You want to sound happy and enthusiastic to connect with them. Maybe exclamation points aren’t your thing, and this does depend on your brand/niche, but honestly…which would you rather see?
- “Hi Sarah!”
I mean, c’mon. The winner is clear.
A captivating intro paragraph
The important thing here is that you don’t want this to sound super “pitchy.”
Ask a couple of questions, mention a fun fact about yourself that you have in common with them. Basically, you want to make them feel like you’re interested in them and their business. (NOT like you want something from them.)
- Don’t start out by talking about your business, but don’t immediately jump right into your offer either. You want this to feel conversational.
- Come up with a few things to say before you get into the “meat” of your email.
- Develop a casual rapport. This will help make the email seem a little less spammy, and NOT like all you want to do is use them to make a quick buck. Start to build a relationship with them!
Briefly talk about yourself and your biz
The next thing that you need to do is introduce yourself.
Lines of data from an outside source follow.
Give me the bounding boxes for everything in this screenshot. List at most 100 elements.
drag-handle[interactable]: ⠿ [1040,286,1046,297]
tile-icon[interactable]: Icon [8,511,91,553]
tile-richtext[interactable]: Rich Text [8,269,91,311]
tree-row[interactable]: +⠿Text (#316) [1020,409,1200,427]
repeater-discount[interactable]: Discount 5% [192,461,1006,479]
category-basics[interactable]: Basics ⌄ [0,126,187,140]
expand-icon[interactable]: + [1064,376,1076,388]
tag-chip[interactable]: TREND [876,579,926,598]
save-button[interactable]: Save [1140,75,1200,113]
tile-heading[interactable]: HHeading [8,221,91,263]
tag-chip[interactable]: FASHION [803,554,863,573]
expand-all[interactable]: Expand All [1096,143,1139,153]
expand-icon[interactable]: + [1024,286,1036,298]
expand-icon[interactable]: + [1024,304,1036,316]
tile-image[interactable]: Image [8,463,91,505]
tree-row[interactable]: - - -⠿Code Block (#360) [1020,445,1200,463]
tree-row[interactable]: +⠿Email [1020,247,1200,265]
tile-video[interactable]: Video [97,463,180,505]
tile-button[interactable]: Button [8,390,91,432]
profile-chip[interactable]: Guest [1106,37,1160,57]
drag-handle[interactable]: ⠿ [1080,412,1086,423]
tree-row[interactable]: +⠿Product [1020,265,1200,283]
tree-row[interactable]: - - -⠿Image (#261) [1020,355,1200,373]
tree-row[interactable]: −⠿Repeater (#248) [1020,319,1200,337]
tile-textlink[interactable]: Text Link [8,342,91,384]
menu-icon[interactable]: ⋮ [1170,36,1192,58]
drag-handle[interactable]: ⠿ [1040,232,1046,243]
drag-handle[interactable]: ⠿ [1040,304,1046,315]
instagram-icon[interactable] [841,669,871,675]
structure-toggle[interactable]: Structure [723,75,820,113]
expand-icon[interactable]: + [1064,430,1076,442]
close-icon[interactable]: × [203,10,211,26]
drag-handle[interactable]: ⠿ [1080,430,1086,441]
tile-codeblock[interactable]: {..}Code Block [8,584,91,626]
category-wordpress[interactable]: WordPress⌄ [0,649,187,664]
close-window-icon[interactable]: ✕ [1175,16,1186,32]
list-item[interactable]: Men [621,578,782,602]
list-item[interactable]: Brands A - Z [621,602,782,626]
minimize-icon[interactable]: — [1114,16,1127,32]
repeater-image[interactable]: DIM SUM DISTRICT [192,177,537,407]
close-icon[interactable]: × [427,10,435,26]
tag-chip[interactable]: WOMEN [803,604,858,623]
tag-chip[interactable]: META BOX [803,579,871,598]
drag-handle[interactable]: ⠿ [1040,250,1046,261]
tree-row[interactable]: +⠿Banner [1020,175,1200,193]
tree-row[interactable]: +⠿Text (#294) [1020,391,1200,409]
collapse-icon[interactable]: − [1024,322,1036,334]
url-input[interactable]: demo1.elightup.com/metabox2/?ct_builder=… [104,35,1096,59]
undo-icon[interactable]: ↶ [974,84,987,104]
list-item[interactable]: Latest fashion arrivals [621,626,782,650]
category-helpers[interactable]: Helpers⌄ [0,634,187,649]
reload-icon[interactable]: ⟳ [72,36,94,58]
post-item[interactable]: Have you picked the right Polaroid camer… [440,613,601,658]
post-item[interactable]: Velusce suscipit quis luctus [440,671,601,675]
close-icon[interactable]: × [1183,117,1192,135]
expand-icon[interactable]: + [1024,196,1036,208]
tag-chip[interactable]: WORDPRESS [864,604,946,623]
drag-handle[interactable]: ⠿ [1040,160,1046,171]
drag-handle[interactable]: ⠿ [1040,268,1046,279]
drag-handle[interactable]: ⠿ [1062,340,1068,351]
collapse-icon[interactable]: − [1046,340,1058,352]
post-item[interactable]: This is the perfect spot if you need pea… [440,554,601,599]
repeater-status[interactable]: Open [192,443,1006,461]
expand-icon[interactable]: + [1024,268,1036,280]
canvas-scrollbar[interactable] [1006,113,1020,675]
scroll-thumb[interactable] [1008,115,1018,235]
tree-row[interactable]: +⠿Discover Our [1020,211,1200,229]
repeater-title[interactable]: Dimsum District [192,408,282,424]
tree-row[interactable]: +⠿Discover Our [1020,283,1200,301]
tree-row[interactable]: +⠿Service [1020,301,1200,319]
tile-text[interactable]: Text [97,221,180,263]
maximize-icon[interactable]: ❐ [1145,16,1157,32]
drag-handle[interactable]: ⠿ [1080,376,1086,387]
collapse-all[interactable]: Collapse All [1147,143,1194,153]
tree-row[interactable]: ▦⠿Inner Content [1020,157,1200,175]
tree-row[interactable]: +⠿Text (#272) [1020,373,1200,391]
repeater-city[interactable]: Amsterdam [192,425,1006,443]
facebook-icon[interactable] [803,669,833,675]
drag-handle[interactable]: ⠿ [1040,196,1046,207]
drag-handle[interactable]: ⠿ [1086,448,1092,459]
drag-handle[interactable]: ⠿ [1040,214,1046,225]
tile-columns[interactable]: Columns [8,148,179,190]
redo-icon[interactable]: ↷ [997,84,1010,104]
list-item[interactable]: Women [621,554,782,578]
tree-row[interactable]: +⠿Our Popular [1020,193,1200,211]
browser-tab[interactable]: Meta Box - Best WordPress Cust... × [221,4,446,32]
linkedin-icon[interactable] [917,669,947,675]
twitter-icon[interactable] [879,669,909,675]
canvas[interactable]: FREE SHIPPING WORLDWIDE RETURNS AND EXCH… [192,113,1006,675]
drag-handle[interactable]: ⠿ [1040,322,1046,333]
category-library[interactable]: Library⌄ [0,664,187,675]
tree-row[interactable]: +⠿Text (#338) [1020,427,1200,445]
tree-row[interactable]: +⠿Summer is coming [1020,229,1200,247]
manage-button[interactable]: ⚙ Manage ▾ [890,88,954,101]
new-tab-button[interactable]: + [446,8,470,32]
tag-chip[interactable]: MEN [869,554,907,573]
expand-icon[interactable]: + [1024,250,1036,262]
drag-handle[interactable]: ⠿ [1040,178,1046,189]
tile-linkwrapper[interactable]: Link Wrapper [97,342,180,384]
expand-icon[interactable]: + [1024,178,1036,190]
Although you want to keep the email focused on them, they still need to get to know you. Focus on your expertise and why you feel you’d be a good fit for them. People prefer to hear about themselves and how THEY would benefit by hiring you.
Remember, the email should be 90% focused on THEM and 10% on who you are. Make sure to talk about what you offer, and, obviously, mention your business name and give them a URL to your website (even if it’s just in your signature).
Mention the needs of the receiver
Directly after talking about your expertise, talk about why that experience would be relevant to THEM.
You should use this paragraph to discuss what they need help with and how you realized that they needed help with it. Talk specifically about why improving this thing will help them in the long run.
If it makes sense in the context, you could also discuss the benefits of hiring you vs. them doing it themselves.
Ultimately, you want them to understand why hiring you would be worth the investment.
Give free personalized advice based on your offer
Most people don’t realize how important this part of a cold email is! Including free advice not only further cements that you are NOT all about the money, but it shows off your expertise and sells them in a different way — not just on what you offer, but also on your personality and generous nature.
Just to be clear here, my opinion is that being overly helpful is a great quality in a service provider. Service providers should ALWAYS over-deliver.
If you can find a way to do it that doesn’t cost you too much time or money, you’ll always have loyal clients who are thrilled to recommend you to others.
Highlight why you would be a good fit
Make sure to mention again what they need help with and why YOU are the person to fix their problem.
If applicable, talk about how you’ve helped a similar client in the past. Knowing that you’ve done the same kind of thing for other clients is a kind of “social proof” that will help convince them to hire you, too.
Thank them for their time and show your enthusiasm
Always be super polite. Thank them for taking the time to read your email. And get excited about potentially working together! (This is exciting for you — a potential new client! Let that energy shine through in your email.)
And this is very important — give them directions for the next step they should take.
You don’t want them to have to think too much here!
Examples of a Good CTA for a Cold Email
- Include a link to your Acuity calendar to book a discovery call
- Add the link to your services page
- Attach a PDF with a list of your various services
- Share a link to a blog post for further reading on the subject
- Ask them a “leading question” that will encourage them to reply back to you
Say goodbye and include an email signature
I usually sign off with an “xo Miranda”. It’s warm, friendly, and totally on brand. Like…you can tell I’m a hugger!
I also have a Wisestamp email signature that gets added to the end automatically. It includes some helpful information about me and adds a professional flair.
I hope this has helped you understand how valuable a cold email can be, and how to maximize your chances at converting a prospect into a lead or even a client!